When you use the Parallel option, you'll be using the workspace principle: for each process launched, a workspace is created and used to process the object. This execution context creates an isolation of each workspace, which is not neutral: the runspace cannot access variables in your main program, because it is isolated.

Let's take an example from the one we saw earlier. We'll define a variable "$data" with a simple value outside the "ForEach-Object" loop... And we'll call this variable to display it in the console. Which gives:

$data = "IT-Connect"
1..5 | ForEach-Object -Parallel {
 Write-Output "$data - Number $_"
 Start-Sleep -Seconds 1 
 } -ThrottleLimit 5

If we execute this code, we get the output below. This proves that the workspace has no access to our variable.

- Number 1
- Number 2
- Number 3
- Number 4
- Number 5

To make a variable accessible within the workspace, we need to prefix it with the keyword "$using:". For example, for the variable "$data" the call would be: "$using:data".

If we apply this method to our previous example, we get :

$data = "IT-Connect"
1..5 | ForEach-Object -Parallel {
 Write-Output "$using:data - Number $_"
 Start-Sleep -Seconds 1 
 } -ThrottleLimit 5

This time, the feedback visible in the console corresponds to our expectation.

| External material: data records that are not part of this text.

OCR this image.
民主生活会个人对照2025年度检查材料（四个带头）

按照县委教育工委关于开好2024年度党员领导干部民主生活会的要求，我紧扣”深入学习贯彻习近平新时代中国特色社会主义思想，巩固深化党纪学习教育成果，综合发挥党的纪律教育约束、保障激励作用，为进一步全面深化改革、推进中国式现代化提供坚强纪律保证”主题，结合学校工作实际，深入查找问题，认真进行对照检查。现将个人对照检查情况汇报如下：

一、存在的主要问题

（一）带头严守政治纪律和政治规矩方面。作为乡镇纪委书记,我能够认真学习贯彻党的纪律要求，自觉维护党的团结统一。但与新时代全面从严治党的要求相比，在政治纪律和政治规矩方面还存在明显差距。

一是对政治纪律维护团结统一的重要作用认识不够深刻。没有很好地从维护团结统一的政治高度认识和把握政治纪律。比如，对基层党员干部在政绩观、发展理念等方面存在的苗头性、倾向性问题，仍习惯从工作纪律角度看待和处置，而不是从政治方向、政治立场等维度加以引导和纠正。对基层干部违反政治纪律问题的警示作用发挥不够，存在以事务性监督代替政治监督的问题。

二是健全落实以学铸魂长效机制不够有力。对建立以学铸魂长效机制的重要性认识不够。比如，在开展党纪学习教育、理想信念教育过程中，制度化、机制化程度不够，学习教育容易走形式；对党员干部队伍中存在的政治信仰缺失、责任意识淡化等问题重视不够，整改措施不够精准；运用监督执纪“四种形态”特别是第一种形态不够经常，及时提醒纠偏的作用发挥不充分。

Nevertheless, it's important to point out that this method is contrary to the principle of runspace isolation and creates an isolation violation. In effect, the variable is shared between workspaces, so be careful how you use it.

In conclusion, I'd say that this parallelization feature can be useful in many cases, but it all depends on the content of your instruction block to determine whether or not it's worth using it. You'll need to carry out some tests to find the most interesting scenario, both in terms of resource utilization and execution time. For this, the "Measure-Command" we've just briefly explored will be your ally.

VI. Conclusion

Mastering "ForEach" loops (and the alternative "ForEach-Object") in PowerShell is a must. Those who are more comfortable can explore the "-Parallel" parameter discussed in this chapter, but this should not be your priority.